For the second time in my career, I have survived a big migration where an old, trusted for many years and critical piece of software was being switched off so a new one could take its place.
Migrating was a multi-step process where not only software was involved, but this text focuses on the design, implementation, and execution of custom-written code that modifies or creates data that is required by the new system. There are generic tools for this, but sometimes the complexity of the transformations exceeds what they can offer.
Due to the nature of the applications and the expectations of stakeholders and clients, the migration was made offline. The system could be switched off and turned on in the space of a weekend. Tens of millions of records were processed. This text does not discuss patterns of high availability.
Writing the code
To write a migration is to know the data (or should be). Even though relational databases enforce an explicit schema (schema on write) that ensures that all data adheres to it, when a company has been in business for long enough weird things start to happen. As applications change, nuances and differences appear: a field that should not allow null values but is filled with them due to errors in applications, columns where the meaning has changed over time, stale data left in tables, etc. Every second used in understanding this is probably time well spent.
In this case, the target system was being developed jointly with the migration, and it did consume logic and validation this new software had already in place. Code for the migration and the new system was being written by the same people at once.
One needs to be careful and make sure that the migration does not influence the new system's code in a way in which this code ends up including assumptions and details that only belong to the migration itself. The services, modules, functions, etc. of the target system should probably know nothing about the special context in which they are being consumed, and if they do, this should be made explicit.

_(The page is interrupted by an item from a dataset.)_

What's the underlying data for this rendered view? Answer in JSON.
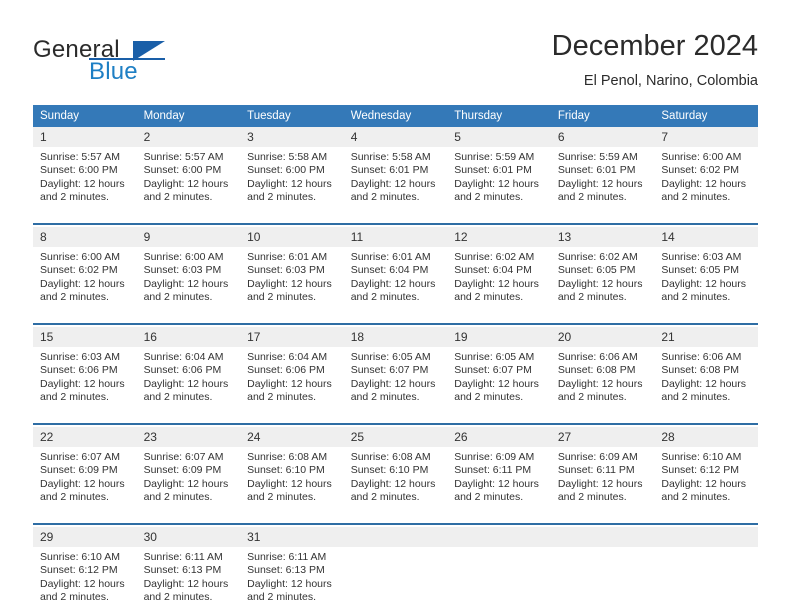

Software solutions, when they are complex enough, perform their work in two different realms. There is a transactional part where things happen atomically triggered by the request of a user, system, etc. However, the response to the user request can involve operations that cannot be delivered in real-time, and therefore, they are deferred. Sending an email, querying a slow endpoint, or indexing information on a search index are examples of this. These are usually put in a queue and processed outside the context of the request.
What needs to happen with the non-transactional part should be properly planned. You may need to skip or defer some of these steps. Ideally, the target system functions to be used would expose as part of the public API a way to configure this. In any case, you must know.
Verifying its correctness
Migrations can put programmers in a weird position. They are often underestimated. The migration that motivated gathering these notes was important enough so almost literally everyone in the company had a clear picture of what was going to happen and when, but this is not always the case. They can easily be perceived as tasks that do not yield that much value. In cases like these, it is hard to get any recognition for a job well done but really easy to get the blame if things go wrong. Part of the duty of the person responsible is to try to communicate effectively to the organization the difficulties behind the curtains.
As with any other task, the code to support the migration needs to be written in some finite time and tradeoffs will be made, but one main takeaway is that a good approach for testing always pays off. If you would build a CI pipeline for any of your products this one should not be different.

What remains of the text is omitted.